Domestic demand growth remained strong at 5 percent year-on-year in the final quarter, accelerated slightly from 4.9 percent in the prior quarter. Domestic demand positively contributed 5.6 percentage points to the overall growth. Meanwhile, private consumption growth slowed to 5.6 percent year-on-year from 5.9 percent recorded in the prior quarter.
Public consumption growth accelerated to 18.7 percent year-on-year from 9.6 percent year-on-year in the third quarter. Construction investment stayed elevated at 11.8 percent year-on-year in the fourth quarter, driving gross fixed capital formation to 2.4 percent year-on-year after a rise of 1.9 percent seen previously.
Meanwhile, export growth accelerated to 2 percent year-on-year from third quarter’s 0.7 percent. Imports also rebounded with strong domestic demand. Net trade’s contribution to the overall growth stayed widely stable in the fourth quarter at 0.8 percentage points.
On the supply side, growth in services accelerated to 7.9 percent year-on-year from third quarter’s 6.7 percent, partially buoyed by more solid tourist arrivals. Manufacturing activity rose to 3.7 percent year-on-year. This was partly countered by slower growth in agriculture and related components, which were affected by weather and natural disasters.

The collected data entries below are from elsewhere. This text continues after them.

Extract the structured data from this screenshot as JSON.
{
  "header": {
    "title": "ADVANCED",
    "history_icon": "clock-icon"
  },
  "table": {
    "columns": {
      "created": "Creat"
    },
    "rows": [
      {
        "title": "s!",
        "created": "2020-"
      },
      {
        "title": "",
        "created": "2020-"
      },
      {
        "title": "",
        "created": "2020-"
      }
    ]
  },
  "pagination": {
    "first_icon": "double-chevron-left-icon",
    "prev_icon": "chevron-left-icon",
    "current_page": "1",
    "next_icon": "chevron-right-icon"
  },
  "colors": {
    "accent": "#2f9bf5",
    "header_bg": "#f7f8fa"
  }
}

For the whole of 2019, the Philippine economy grew 5.9 percent year-on-year, a bit below the lower end of the government’s growth target of 6 percent to 7 percent.
“Given the government’s ambitions of 6.5-7.5 percent growth in 2020 and comments from BSP Governor Diokno stating the BSP has “enough monetary space”, it is possible the central bank may ease its policy rate by 25bps as soon as its February meeting. Although inflation overshot consensus expectations in January, it largely reflects a temporary increase in food prices following weather-related crop damage. We expect year average inflation in 2020 to remain within the BSP’s target band”, said ANZ in a research report.